Gelernter sees an evolutionary process leading out of this morass. I think will be rather more cataclysmic, like the fall of communism. The economic system which has been built in Europe and the United States on the untested and in fact thoroughly unsound theoretical premises of which the left is enamored are simply going to fall. The mistaken belief in equality of ability, which Gelernter addresses only as it relates to women, has resulted in the construction of an economic system which is premised on productivity much higher than we actually achieve. We subsidize large segments of our populations on the theory that it will be possible for them to develop mainstream earning capability if we educate them, tide them over hard times, let them catch up, etc. We have been supporting our pipedream by borrowing at an ever-increasing pace. The lenders have stopped lending: Greece is in default, with Spain, Italy, and Portugal not far behind. The United States had a small crisis last year when we raised the debt ceiling. We have done absolutely nothing to cure the underlying problems in the interim, and the battle will be re-fought, more fiercely, in early 2013. Sooner rather than later, Europe and the United States are going to enter a severe correction, as they are forced to face up to their economic problems. Rather than default on sovereign debt, they will probably inflate their way out of it the way Latin American countries have traditionally done. However, there is no country which can bail us out, as we did for others. It will be a difficult time.
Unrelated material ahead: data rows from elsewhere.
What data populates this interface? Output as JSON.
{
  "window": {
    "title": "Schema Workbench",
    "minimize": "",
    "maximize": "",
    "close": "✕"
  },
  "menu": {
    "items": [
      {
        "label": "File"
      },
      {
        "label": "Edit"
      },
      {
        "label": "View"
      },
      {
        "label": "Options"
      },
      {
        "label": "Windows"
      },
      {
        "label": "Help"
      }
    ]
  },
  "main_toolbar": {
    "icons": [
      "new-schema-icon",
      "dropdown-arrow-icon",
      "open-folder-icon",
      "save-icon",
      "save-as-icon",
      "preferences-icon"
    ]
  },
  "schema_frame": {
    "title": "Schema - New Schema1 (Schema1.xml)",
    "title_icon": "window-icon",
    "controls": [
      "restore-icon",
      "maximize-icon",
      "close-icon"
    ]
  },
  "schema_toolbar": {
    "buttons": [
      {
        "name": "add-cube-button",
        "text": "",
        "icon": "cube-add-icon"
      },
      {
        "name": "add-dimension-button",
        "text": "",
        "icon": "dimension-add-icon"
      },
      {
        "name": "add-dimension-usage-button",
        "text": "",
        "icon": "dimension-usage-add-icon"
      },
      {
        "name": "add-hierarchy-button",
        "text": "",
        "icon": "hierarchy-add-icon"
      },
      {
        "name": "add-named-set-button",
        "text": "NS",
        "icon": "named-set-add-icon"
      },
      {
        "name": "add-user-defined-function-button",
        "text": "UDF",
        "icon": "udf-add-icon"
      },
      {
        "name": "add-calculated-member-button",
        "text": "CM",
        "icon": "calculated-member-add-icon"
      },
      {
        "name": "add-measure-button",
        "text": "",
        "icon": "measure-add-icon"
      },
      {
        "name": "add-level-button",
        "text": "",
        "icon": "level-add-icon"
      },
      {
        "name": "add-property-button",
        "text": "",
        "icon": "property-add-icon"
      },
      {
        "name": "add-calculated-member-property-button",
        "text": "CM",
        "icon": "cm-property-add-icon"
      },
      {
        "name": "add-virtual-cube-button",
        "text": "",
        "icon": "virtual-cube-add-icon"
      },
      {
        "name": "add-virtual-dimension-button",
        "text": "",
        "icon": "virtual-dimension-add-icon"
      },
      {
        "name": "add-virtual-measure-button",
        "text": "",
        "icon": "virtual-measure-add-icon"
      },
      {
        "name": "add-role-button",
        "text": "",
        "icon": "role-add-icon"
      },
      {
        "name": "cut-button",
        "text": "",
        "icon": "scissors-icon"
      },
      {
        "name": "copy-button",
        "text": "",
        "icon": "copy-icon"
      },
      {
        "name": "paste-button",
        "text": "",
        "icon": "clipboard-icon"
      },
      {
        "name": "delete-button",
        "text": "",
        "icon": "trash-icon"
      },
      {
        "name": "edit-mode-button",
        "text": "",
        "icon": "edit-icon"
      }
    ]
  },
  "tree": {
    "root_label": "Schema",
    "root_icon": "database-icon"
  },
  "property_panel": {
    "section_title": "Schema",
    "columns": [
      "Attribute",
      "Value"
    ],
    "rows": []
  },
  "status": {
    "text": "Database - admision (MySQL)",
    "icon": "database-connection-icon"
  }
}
It would take a remarkable seer to project what the coming hard times will bring. First and foremost, I expect that society's freeloaders will be dumped rather unceremoniously. People who cannot produce will not eat. Or not eat very much. We beneficiaries of the Ponzi scheme called Social Security will see our benefits diminish, probably through the effects of inflation. I prognosticate that governments will conclude that their school systems are simply too expensive and cease the lavish funding that they have enjoyed. They will get even worse, and people who are serious about educating their children will increasingly turn to the tool which Gelernter recommends, the Internet, to teach their own.
I expect that University education will follow the same path at some point. MIT has had its curriculum online for quite some time. Other universities are following suit. Once the curricular material is available, all that is needed for distance learning are a few teaching assistants to help students over the rough spots, and a foolproof system of delivering examinations so that the preservation of the grading system is provided through a worldwide system. There is a precedent in the Scholastic Aptitude Tests, and Graduate Record Exams. I think we will find that highly paid university professors are no longer needed to deliver their blend of pedagogy and propaganda.